Bubbe Wisdom: Two New Books Capture the Essence of Remarkable Grandmothers
By Susan Tomchin
We all know the Jewish grandmother stereotype—a stocky woman with a halo of gray hair, clad in housedress and apron, wearing sensible shoes and support hose, ready to dispense chicken soup at the first sign of a sniffle.
What we don’t see in this cardboard portrait of Bubbe is her intelligence, her wisdom, her depth of caring and her resilience.
Two delightful new books capture the essence of remarkable bubbes—with the help of their grandchildren.
Ilene Beckerman, known for witty and inspiring “everywoman” memoirs, among them the bestsellingLove, Loss and What I Wore (the basis for the off-Broadway play adapted by Delia and Nora Ephron), has written a delightfully heartfelt and humorous bouquet of a book to her late grandmother, Ettie Goldberg, entitled The Smartest Woman I Know (Algonquin Books of Chapel Hill, $15.95).
After the death of her mother, Beckerman and her sister came to live with her grandparents, Ettie and Harry Goldberg, who ran a stationery and magazine store on Madison Avenue on Manhattan’s Upper East Side. “After raising three children while working in the store seven days a week, she found herself, at the age of 65, raising two grandchildren while working in the store seven days a week,” Beckerman writes.
Though she had only a third-grade education, Ettie dispensed wisdom to everyone, from Ilene and her sister Tootsie to customers such as Sara Delano Roosevelt, FDR’s mother, who confessed her worry about Franklin’s polio. “Don’t worry,” Ettie told her, “your son’s got a good head on his shoulders. Someday he’ll be president.”
Ettie had something to say about everything from beauty to dieting, from marriage to the importance of eating. When Ilene was upset about having to wear glasses, Ettie told her, “It’s not the end of the world. There’s already been a Jewish Miss America. Now we need a Jewish woman president—so go do your homework.”

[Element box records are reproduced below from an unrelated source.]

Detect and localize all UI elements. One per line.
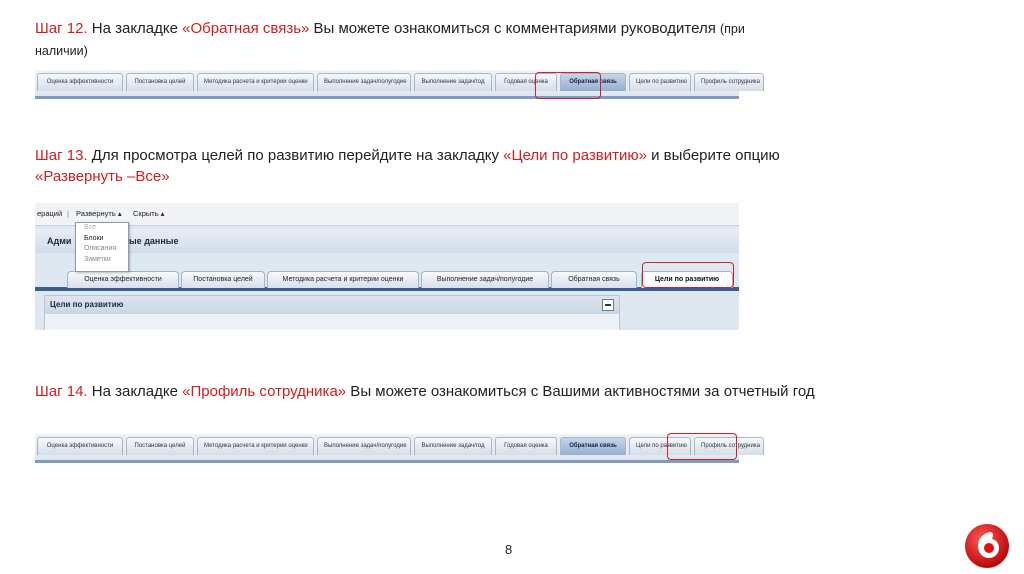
step-13-text2: и выберите опцию xyxy=(646,147,780,164)
tab-strip-step12 xyxy=(35,70,760,99)
dropdown-item-blocks[interactable]: Блоки xyxy=(84,234,104,242)
highlight-profile-tab xyxy=(667,433,737,460)
toolbar-operations[interactable]: ераций xyxy=(37,209,63,218)
expand-dropdown xyxy=(75,222,129,272)
step-13-option: «Развернуть –Все» xyxy=(35,168,170,185)
tab-profile[interactable]: Профиль сотрудника xyxy=(694,437,764,455)
step-12-number: Шаг 12. xyxy=(35,20,88,37)
step-14-text2: Вы можете ознакомиться с Вашими активностями за отчетный год xyxy=(346,383,815,400)
step-14-text xyxy=(35,381,975,402)
tab-row xyxy=(35,265,739,291)
step-13-text xyxy=(35,145,905,187)
collapse-icon[interactable] xyxy=(602,299,614,311)
development-goals-section xyxy=(44,295,620,330)
tab-method[interactable]: Методика расчета и критерии оценки xyxy=(197,437,314,455)
tab-goals[interactable]: Постановка целей xyxy=(181,271,265,288)
development-goals-screenshot xyxy=(35,203,739,330)
tab-development[interactable]: Цели по развитию xyxy=(629,437,691,455)
tab-performance[interactable]: Оценка эффективности xyxy=(37,73,123,91)
tab-tasks-year[interactable]: Выполнение задач/год xyxy=(414,437,492,455)
step-12-text2: Вы можете ознакомиться с комментариями руководителя xyxy=(309,20,720,37)
step-12-note-open: (при xyxy=(720,22,745,36)
tab-tasks-half[interactable]: Выполнение задач/полугодие xyxy=(317,73,411,91)
vodafone-logo-icon xyxy=(962,518,1012,574)
tab-tasks-year[interactable]: Выполнение задач/год xyxy=(414,73,492,91)
tab-goals[interactable]: Постановка целей xyxy=(126,73,194,91)
tab-feedback[interactable]: Обратная связь xyxy=(551,271,637,288)
panel-title xyxy=(35,229,739,253)
toolbar-separator: | xyxy=(67,209,69,218)
highlight-feedback-tab xyxy=(535,72,601,99)
expand-menu-button[interactable]: Развернуть ▴ xyxy=(76,209,122,218)
dropdown-item-notes[interactable]: Заметки xyxy=(84,255,111,263)
page-number: 8 xyxy=(505,542,513,557)
tab-method[interactable]: Методика расчета и критерии оценки xyxy=(197,73,314,91)
step-12-note-close: наличии) xyxy=(35,44,88,58)
panel-title-right: ые данные xyxy=(129,236,179,246)
tab-tasks-half[interactable]: Выполнение задач/полугодие xyxy=(317,437,411,455)
step-12-text xyxy=(35,18,855,62)
step-12-tab-name: «Обратная связь» xyxy=(182,20,310,37)
step-14-number: Шаг 14. xyxy=(35,383,88,400)
dropdown-item-all[interactable]: Все xyxy=(84,224,97,231)
highlight-development-tab xyxy=(642,262,734,288)
tab-annual[interactable]: Годовая оценка xyxy=(495,437,557,455)
tab-performance[interactable]: Оценка эффективности xyxy=(37,437,123,455)
step-14-text1: На закладке xyxy=(87,383,183,400)
toolbar xyxy=(35,203,739,226)
tab-feedback[interactable]: Обратная связь xyxy=(560,73,626,91)
tab-strip-step14 xyxy=(35,434,760,463)
step-14-tab-name: «Профиль сотрудника» xyxy=(182,383,347,400)
step-13-tab-name: «Цели по развитию» xyxy=(503,147,647,164)
hide-menu-button[interactable]: Скрыть ▴ xyxy=(133,209,165,218)
tab-feedback[interactable]: Обратная связь xyxy=(560,437,626,455)
tab-tasks-half[interactable]: Выполнение задач/полугодие xyxy=(421,271,549,288)
step-13-number: Шаг 13. xyxy=(35,147,88,164)
step-13-text1: Для просмотра целей по развитию перейдите на закладку xyxy=(87,147,504,164)
tab-annual[interactable]: Годовая оценка xyxy=(495,73,557,91)
section-title: Цели по развитию xyxy=(45,296,619,314)
tab-profile[interactable]: Профиль сотрудника xyxy=(694,73,764,91)
tab-development[interactable]: Цели по развитию xyxy=(629,73,691,91)
tab-performance[interactable]: Оценка эффективности xyxy=(67,271,179,288)
dropdown-item-descriptions[interactable]: Описания xyxy=(84,245,117,252)
tab-development[interactable]: Цели по развитию xyxy=(641,271,733,288)
tab-method[interactable]: Методика расчета и критерии оценки xyxy=(267,271,419,288)
step-12-text1: На закладке xyxy=(87,20,183,37)
panel-title-left: Адми xyxy=(47,236,72,246)
tab-goals[interactable]: Постановка целей xyxy=(126,437,194,455)
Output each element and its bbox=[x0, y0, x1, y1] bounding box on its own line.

Both humorous and poignant, The Smartest Woman I Know pays homage to a woman who, says Beckerman, had she been born in the late 20th century instead of the late 19th century, “probably would have been the superstar of advice bloggers.”
The bubbe in Feed Me Bubbe: Recipes and Wisdom From America’s Favorite Online Grandmother(Running Press, $16), by Bubbe and Avrom Honig, is known for dispensing advice about Jewish cooking through her cooking show, Feed Me Bubbe, on JLTV and FeedMeBubbe.com.
Though we never learn Bubbe’s real name, we see her photo and learn her background. Born in 1927 in a small New England town, where she has lived all her life, she worked for many years as a bank teller, yet served a hot kosher meal every night of the week. At age 80, with the encouragement and media expertise of her grandson, Avrom, she began a whole new career showing the wired generation how to cook “Jewish.”
Now she is busy making videos and fielding calls and emails from all the people who have discovered her online. She once got a desperate early morning call from a woman in the South who wanted to prepare latkes for a Chanukah party and didn’t know whether to use raw or cooked potatoes. Of course, Bubbe set her straight. “It’s amazing to me that there are so many people out there who need my help,” she writes. “They don’t know how to stuff cabbage! They’ve never tasted chopped liver! They can’t remember ingredients for matzo brei!”
Her book is filled with Jewish comfort food classics, as well as other easy-to-prepare recipes. There’s Bubbe’s Brisket, Chicken and Meatball Fricassee, Mushroom Barley Soup, Easy Chicken Schnitzel and Marble Mandel Bread, but also Eggplant Lasagna, Twice-Baked Sweet Potatoes and Turkey Egg Rolls. Along with the recipes, Bubbe tells stories about her life, including the time she burned her first pot roast. She includes menus for holidays and other occasions—a picnic, an hors d’oeuvres party, a get-well-soon remedy—a reminder that with good, down-to-earth food comes the opportunity to get together with family and friends, something we all need more of in our busy world.